Aluminum solidification and nanopolycrystal deformation via a Graph Neural Network Potential and Million-Atom Simulations

Abstract

Solidification governs the microstructure and, therefore, the mechanical response of metal components, yet the atomistic details of nucleation and defect formation are often difficult to determine experimentally. Molecular dynamics can bridge this gap, but only if the interatomic model is both accurate and computationally efficient. Here, we develop a Machine Learning Potential (MLP) for aluminum and demonstrate its near ab initio fidelity when trained with the sequential-refinement workflow that fine-tunes the model on low-energy structures. The favorable scaling of the model enables nanosecond simulations involving millions of atoms, thereby overcoming finite-size effects in simulations of polycrystalline solidification and subsequent mechanical testing. Comparison with classical potentials and recent MLP models, including a general-purpose model, shows that inaccuracies in stacking-fault energetics and diffusion can lead to qualitatively incorrect solidified grain structures and post-solidification mechanical behavior. Since our framework is based on an equivariant graph neural network, it allows for straightforward extensions to multi-component systems, providing valuable guidance for the future design and fine-tuning of both specialized and universal MLPs in computational mechanics simulations.

Figures (11)

• Figure 1: Sequential refinement workflow in three stages. First, the GNNP is pre-trained on the ANI-Al dataset, generated via an active learning loop during training of the corresponding ANI-Al potential. We refer to the resulting model as GNNP-Al (non-refined). Using the ANI-Al model, we generate additional low-energy (LE) samples to refine the pre-trained model in the second stage. In the last step, the refined model is trained on a weighted combination of both datasets, called ANI-Al+, to yield the final GNNP-Al model. The components in the dashed box are part of the work by Smith et al. smith2021automated
• Figure 2: Energies $U$ (a) and force components $F$ (b) predicted by the tested potentials compared to the reference label. The data points correspond to a random subset of the test set of the ANI-Al dataset smith2021automated. We excluded predictions from the ANI-Al smith2021automated and UMA wood2025family models as they are indistinguishable from GNNP-Al.
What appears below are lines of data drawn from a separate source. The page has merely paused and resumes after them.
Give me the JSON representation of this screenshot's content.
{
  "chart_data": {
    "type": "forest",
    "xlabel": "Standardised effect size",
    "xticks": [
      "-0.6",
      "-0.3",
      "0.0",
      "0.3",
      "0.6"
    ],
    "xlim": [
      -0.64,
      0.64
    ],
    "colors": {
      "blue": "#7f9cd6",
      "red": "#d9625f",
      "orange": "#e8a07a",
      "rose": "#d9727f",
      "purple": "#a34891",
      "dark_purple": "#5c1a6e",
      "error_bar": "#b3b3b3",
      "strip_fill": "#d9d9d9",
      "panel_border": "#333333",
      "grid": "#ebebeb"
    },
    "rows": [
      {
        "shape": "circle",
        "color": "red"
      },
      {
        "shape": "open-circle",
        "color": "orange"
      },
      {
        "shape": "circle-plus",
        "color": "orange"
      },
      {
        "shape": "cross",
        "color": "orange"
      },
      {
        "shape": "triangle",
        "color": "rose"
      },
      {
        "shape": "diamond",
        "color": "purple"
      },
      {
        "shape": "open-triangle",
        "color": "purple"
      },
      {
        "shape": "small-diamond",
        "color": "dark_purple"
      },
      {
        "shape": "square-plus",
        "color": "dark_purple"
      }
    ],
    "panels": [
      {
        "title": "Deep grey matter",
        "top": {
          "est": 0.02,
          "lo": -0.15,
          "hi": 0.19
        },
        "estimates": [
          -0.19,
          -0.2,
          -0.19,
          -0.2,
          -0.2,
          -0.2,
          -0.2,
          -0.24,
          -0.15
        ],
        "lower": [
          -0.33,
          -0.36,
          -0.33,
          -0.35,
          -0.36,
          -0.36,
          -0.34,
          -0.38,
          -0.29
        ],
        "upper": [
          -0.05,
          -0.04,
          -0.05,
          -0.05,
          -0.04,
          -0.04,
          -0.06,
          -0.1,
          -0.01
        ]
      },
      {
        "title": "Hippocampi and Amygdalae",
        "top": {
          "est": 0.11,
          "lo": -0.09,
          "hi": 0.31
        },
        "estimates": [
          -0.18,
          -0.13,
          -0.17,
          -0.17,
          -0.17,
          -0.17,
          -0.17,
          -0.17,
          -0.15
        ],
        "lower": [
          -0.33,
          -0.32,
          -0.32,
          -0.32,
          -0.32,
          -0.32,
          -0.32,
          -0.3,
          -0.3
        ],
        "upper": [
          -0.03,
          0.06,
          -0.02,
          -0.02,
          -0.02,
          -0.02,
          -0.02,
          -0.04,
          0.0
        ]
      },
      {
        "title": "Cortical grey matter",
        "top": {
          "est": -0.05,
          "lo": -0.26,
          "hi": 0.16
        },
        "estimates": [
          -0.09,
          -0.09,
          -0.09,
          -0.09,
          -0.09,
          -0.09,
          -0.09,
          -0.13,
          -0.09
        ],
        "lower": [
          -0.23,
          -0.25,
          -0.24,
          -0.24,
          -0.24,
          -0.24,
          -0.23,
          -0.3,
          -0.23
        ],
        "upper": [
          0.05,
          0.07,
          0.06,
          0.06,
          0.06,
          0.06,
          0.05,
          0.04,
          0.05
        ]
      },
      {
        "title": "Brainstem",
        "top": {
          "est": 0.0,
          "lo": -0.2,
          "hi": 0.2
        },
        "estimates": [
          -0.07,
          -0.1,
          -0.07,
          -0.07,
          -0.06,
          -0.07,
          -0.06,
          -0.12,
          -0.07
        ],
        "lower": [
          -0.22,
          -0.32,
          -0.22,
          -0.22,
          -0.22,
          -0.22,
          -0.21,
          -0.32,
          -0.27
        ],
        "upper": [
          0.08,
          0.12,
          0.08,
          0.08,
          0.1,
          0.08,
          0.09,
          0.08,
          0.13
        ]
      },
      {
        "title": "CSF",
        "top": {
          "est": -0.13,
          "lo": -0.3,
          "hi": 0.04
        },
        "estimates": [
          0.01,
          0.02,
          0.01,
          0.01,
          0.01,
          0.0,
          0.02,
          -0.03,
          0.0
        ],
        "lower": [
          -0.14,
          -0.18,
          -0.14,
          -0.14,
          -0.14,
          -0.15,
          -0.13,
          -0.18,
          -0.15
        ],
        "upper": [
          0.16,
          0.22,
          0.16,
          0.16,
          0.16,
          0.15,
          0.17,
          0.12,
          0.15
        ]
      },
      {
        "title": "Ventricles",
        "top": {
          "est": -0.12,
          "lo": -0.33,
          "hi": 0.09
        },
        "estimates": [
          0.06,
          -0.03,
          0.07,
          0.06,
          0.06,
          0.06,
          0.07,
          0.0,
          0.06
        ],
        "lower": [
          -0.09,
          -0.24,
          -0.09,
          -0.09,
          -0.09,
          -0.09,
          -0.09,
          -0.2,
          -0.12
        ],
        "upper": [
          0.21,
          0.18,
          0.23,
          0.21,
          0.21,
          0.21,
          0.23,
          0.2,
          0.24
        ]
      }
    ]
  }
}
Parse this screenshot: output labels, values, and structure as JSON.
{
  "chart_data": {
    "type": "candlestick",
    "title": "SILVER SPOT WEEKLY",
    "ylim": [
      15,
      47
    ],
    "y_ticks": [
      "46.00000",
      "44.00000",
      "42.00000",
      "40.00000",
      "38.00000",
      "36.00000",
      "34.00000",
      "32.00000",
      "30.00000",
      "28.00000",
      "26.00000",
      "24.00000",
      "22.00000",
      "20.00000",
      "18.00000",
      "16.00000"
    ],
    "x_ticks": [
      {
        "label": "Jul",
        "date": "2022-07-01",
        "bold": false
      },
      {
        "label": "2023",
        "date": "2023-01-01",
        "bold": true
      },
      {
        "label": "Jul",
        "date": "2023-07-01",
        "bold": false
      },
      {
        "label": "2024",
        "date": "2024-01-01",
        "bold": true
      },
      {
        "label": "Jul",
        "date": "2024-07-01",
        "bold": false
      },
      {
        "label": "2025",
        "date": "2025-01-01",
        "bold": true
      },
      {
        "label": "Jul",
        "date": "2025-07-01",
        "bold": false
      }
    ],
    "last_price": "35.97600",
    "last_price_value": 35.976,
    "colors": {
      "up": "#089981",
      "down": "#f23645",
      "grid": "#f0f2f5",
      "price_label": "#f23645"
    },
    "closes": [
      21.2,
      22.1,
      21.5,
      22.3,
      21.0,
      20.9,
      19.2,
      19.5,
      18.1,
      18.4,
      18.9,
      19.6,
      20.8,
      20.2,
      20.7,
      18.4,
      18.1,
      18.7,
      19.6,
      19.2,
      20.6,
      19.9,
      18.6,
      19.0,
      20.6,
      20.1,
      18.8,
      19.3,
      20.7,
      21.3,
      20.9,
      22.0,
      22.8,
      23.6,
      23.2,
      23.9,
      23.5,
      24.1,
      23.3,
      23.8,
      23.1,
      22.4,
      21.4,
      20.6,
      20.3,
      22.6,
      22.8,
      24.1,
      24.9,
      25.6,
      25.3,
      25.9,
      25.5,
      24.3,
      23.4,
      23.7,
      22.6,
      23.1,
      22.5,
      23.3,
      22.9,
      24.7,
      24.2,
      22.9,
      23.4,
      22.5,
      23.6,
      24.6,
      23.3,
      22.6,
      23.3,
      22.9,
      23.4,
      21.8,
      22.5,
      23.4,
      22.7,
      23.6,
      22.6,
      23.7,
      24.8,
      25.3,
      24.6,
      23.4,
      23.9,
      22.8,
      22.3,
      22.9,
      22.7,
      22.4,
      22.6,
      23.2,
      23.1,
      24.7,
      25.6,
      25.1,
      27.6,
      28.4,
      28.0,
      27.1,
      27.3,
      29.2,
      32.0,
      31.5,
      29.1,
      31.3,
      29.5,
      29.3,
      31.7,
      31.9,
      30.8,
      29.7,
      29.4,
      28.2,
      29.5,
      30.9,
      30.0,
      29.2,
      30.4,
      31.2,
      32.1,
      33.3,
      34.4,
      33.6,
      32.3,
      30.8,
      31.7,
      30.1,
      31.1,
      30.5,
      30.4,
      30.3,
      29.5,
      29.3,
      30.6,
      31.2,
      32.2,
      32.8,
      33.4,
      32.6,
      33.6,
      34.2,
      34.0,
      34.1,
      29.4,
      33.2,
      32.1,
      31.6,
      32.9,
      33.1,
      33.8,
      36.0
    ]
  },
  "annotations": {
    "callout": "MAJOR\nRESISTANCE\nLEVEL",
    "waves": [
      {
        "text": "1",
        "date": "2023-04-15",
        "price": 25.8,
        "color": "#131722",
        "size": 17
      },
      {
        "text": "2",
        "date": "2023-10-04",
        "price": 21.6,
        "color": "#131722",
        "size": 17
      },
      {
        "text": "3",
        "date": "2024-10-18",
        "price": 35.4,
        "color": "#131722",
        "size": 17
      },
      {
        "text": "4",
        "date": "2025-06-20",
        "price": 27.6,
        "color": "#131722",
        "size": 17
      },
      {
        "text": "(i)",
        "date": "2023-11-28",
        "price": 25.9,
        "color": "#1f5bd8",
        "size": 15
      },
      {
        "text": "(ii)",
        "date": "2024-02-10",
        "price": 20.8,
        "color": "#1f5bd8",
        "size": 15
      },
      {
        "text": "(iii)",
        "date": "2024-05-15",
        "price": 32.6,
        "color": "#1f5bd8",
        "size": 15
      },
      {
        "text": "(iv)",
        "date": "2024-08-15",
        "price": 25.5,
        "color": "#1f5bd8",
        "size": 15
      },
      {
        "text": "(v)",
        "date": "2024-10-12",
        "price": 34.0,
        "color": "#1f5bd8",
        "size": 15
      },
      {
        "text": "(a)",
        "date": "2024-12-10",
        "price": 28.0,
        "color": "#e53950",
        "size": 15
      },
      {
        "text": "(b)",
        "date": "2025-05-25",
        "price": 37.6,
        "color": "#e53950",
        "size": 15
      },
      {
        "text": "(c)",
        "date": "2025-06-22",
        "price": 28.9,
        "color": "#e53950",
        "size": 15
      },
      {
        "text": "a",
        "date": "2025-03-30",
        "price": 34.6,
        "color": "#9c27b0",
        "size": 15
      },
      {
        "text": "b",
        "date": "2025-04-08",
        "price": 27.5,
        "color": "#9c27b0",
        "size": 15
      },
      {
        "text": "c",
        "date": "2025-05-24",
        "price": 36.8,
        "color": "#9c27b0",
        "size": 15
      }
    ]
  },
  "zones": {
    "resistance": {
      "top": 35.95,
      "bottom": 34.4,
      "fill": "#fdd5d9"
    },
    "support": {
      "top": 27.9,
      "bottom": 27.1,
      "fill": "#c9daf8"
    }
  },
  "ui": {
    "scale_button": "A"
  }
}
Energies are shifted so that the lowest-energy state is set to zero, enabling comparability across models. Some outliers predicted by the Mendelev et al. mendelev2008analysis model fall outside of the plot range.
• Figure 3: Average inference time $\langle t \rangle$ across 100 runs (a) and peak memory usage $M_{max}$ (b) of the tested MLPs for increasing system sizes, with the number of atoms $N_a$ reaching up to 64000. Error bars represent one standard deviation. The star indicates the largest system size before an out-of-memory error occurred. We performed all tests on a single NVIDIA A100 80GB GPU.
• Figure 4: (a) Energies $U$ of the three competing lowest energy crystal structures, face-centered cubic (FCC), hexagonal close-packed (HCP), and body-centered cubic (BCC), with varying per-atom volume $V$. Squares, hexagons, and diamonds denote FCC, HCP, and BCC, respectively. (b) Stacking fault energy $\gamma$ plotted against the normalized displacement $d$ along the fault vector in $\left< 112 \right>$ direction. The dashed gray line at 1/3 corresponds to a stacking fault where FCC locally resembles HCP. The reference density functional theory (DFT) data in both sub-figures were taken from Smith et al. smith2021automated. Predictions by classical potentials are excluded for readability.
• Figure 5: Elasticity tensor components $C_{11}$ (a), $C_{12}$ (b), and $C_{44}$ (c) and lattice parameter $a$ (d) of an FCC crystal as a function of temperature $T$ across the solid range. Experimental values are taken from Kamm and Alers kamm1964low and Gerlich and Fischer gerlich1969high for the low and high temperature elasticity components, respectively. For the lattice parameter, experimental values correspond to work by Touloukian et al. touloukian1975thermal.